The forecast for cereal carryovers for crop years ending in 1997 has been lowered by 13 million tons since the previous report in April to 281 million tons, 24 million tons, or 9 percent, above their reduced opening volume. This months rather unexpected and significant reduction in the size of carryovers mainly reflects a major downward revision to the estimates of coarse grain inventories held in the United States which, according to the latest official reports, are smaller than earlier anticipated. Nevertheless, the combined cereal carryovers held by major exporters are still expected to increase for the first time in three years and to rise above their depleted opening levels, approaching about 36 percent of the world total, compared to 28 percent at the beginning of the season. By contrast, total cereal stocks held by other countries, particularly developing countries, are forecast to decline for the third consecutive year. Globally, the ratio of end-of season stocks to expected utilization in 1997/98 would be just over 15 percent, an improvement from 14 percent in the previous season, but still well below the 17-18 percent range the FAO Secretariat considers the minimum necessary to safeguard world food security.

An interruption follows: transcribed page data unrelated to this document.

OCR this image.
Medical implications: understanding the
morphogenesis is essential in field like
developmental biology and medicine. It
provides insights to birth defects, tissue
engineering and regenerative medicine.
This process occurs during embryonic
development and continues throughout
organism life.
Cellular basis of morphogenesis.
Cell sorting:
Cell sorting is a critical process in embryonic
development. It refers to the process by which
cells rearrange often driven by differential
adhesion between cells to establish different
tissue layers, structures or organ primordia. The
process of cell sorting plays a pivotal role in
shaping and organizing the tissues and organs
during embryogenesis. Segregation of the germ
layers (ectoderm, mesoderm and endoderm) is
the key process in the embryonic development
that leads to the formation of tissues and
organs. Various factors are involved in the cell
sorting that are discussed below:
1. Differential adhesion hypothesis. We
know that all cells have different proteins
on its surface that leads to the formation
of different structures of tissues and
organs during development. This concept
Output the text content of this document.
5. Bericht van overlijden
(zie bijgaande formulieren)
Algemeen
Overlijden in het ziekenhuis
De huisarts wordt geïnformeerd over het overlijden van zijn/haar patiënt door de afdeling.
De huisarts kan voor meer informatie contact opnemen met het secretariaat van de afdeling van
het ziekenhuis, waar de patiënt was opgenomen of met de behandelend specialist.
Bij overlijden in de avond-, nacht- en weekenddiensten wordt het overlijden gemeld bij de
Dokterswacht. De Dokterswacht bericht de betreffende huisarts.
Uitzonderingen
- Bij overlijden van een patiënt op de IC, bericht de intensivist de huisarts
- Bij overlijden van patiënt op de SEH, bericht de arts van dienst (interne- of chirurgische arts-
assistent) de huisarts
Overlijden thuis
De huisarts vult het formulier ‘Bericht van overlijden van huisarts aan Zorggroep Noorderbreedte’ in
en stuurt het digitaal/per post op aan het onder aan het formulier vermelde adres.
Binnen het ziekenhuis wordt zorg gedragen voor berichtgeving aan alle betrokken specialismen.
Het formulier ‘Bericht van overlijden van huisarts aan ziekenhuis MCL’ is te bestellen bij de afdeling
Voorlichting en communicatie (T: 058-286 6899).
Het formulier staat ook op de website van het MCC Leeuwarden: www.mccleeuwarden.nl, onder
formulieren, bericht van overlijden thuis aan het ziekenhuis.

WORLD CARRYOVER STOCKS OF CEREALS
|Crop year ending in:|
|1996||1997 estim.||1998 f'cast|
|(. . . . million tons . . . .)|
The forecast for wheat stocks for crop years ending in 1997 has been revised downwards to about 110 million tons, only 7 million tons higher than their reduced opening level and 6 million tons lower than was reported earlier. This months downward adjustments mainly reflect revisions to end-season carryovers in Australia, Canada, the EC and the United States. Most of this years likely increase in global cereal stocks would be a result of a large recovery in coarse grains inventories. While the forecast for world coarse grains stocks for crop years ending in 1997 has also been lowered this month, by 9 million tons to 118 million tons, they remain 17 million tons above their reduced opening levels. It is becoming increasingly evident that the decline in maize prices this season has boosted feed use, especially in the United States, and consequently resulted in much smaller carryovers than anticipated earlier in the season. FAO's forecast for global rice stocks at the end of the marketing seasons in 1997 has remained little changed at 52.6 million tons, 0.7 million tons below the 1996 level. Stocks in the developing countries are expected to decline, and most in India. By contrast, stocks in Japan are expected to increase to the highest level in the past decade.
Looking to the 1997/98 season, early indications suggest that cereal carryovers for crop years ending in 1998 could recover further, but only marginally to around 294 million tons, up 13 million tons, or 5 percent, from this year. This modest build-up primarily reflects the expectation that global cereal production in 1997 will slightly exceed the expected world utilization in 1997/98. Nevertheless, the resulting global stock-to-utilization ratio forecast at close to 16 percent, would again remain below the minimum safe level. The global cereal market would be closely balanced for wheat and ending stocks in 1997/98 are expected to remain low. Moreover, wheat inventories held by major exporters, which rose this season after a 4-year decline, are expected to fall back again. By contrast, coarse grain carryovers are projected to continue to expand significantly, particularly among the major exporters. This outcome, however, would very much depend on price developments next season as a fall in prices could trigger more intensive annual feeding and thus help utilization to rise faster than currently anticipated, with an ensuing downward adjustment in stocks.